Elle se fait des films

Melinda and Melinda, de Woody Allen

Melinda and Melinda
The essence of life isn’t comic. lt’s tragic. There’s nothing intrinsically funny about the terrible facts of human existence.
— I disagree. Philosophers call it absurd because, in the end, all you can do is laugh.

Oui, encore Woody Allen. Mais cette fois avec un film dans lequel il ne joue pas, mais dans lequel il interroge la création et le sens de la vie, rien de moins.

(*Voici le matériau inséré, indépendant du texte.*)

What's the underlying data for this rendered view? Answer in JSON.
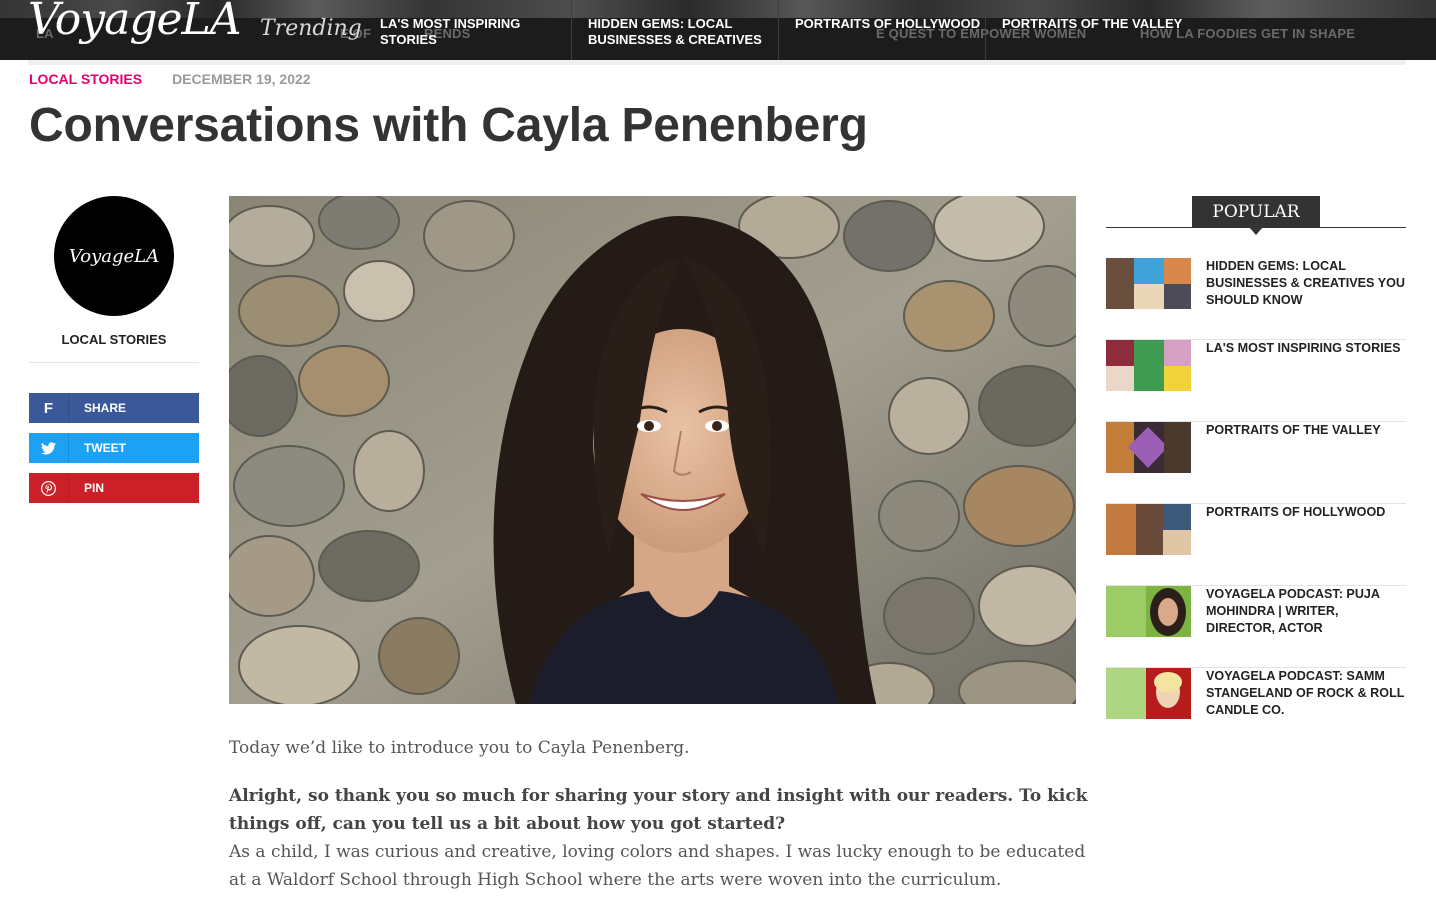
{
  "header": {
    "logo": "VoyageLA",
    "trending_label": "Trending",
    "trending_links": [
      "LA's Most Inspiring Stories",
      "Hidden Gems: Local Businesses & Creatives",
      "Portraits of Hollywood",
      "Portraits of the Valley"
    ],
    "background_ghost_text": [
      "LA",
      "E OF",
      "RENDS",
      "E QUEST TO EMPOWER WOMEN",
      "HOW LA FOODIES GET IN SHAPE"
    ]
  },
  "article": {
    "category": "Local Stories",
    "date": "December 19, 2022",
    "title": "Conversations with Cayla Penenberg",
    "intro": "Today we’d like to introduce you to Cayla Penenberg.",
    "question": "Alright, so thank you so much for sharing your story and insight with our readers. To kick things off, can you tell us a bit about how you got started?",
    "answer": "As a child, I was curious and creative, loving colors and shapes. I was lucky enough to be educated at a Waldorf School through High School where the arts were woven into the curriculum."
  },
  "author_rail": {
    "avatar_text": "VoyageLA",
    "category": "Local Stories",
    "share_buttons": [
      {
        "label": "Share",
        "icon": "facebook-icon",
        "color": "#3b5998"
      },
      {
        "label": "Tweet",
        "icon": "twitter-icon",
        "color": "#1da1f2"
      },
      {
        "label": "Pin",
        "icon": "pinterest-icon",
        "color": "#cb2027"
      }
    ]
  },
  "sidebar": {
    "heading": "Popular",
    "items": [
      {
        "title": "Hidden Gems: Local Businesses & Creatives You Should Know"
      },
      {
        "title": "LA's Most Inspiring Stories"
      },
      {
        "title": "Portraits of the Valley"
      },
      {
        "title": "Portraits of Hollywood"
      },
      {
        "title": "VoyageLA Podcast: Puja Mohindra | Writer, Director, Actor"
      },
      {
        "title": "VoyageLA Podcast: Samm Stangeland of Rock & Roll Candle Co."
      }
    ]
  },
  "colors": {
    "accent": "#e3006f",
    "topbar": "#1c1c1c",
    "facebook": "#3b5998",
    "twitter": "#1da1f2",
    "pinterest": "#cb2027"
  }
}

Au cours d’un dîner au restaurant, deux écrivains, l’un auteur de comédies et l’autre auteur de tragédies, se disputent sur leur vision du monde et le sens profond de l’existence. L’un des convives leur propose alors la base d’une histoire : une femme qui fait irruption chez un couple. A partir de là, chacun des auteurs va donner naissance à deux histoires : une comédie romantique et un drame, qui se développent en parallèle, avec des personnages et une intrigue différents, sauf le personnage de Melinda.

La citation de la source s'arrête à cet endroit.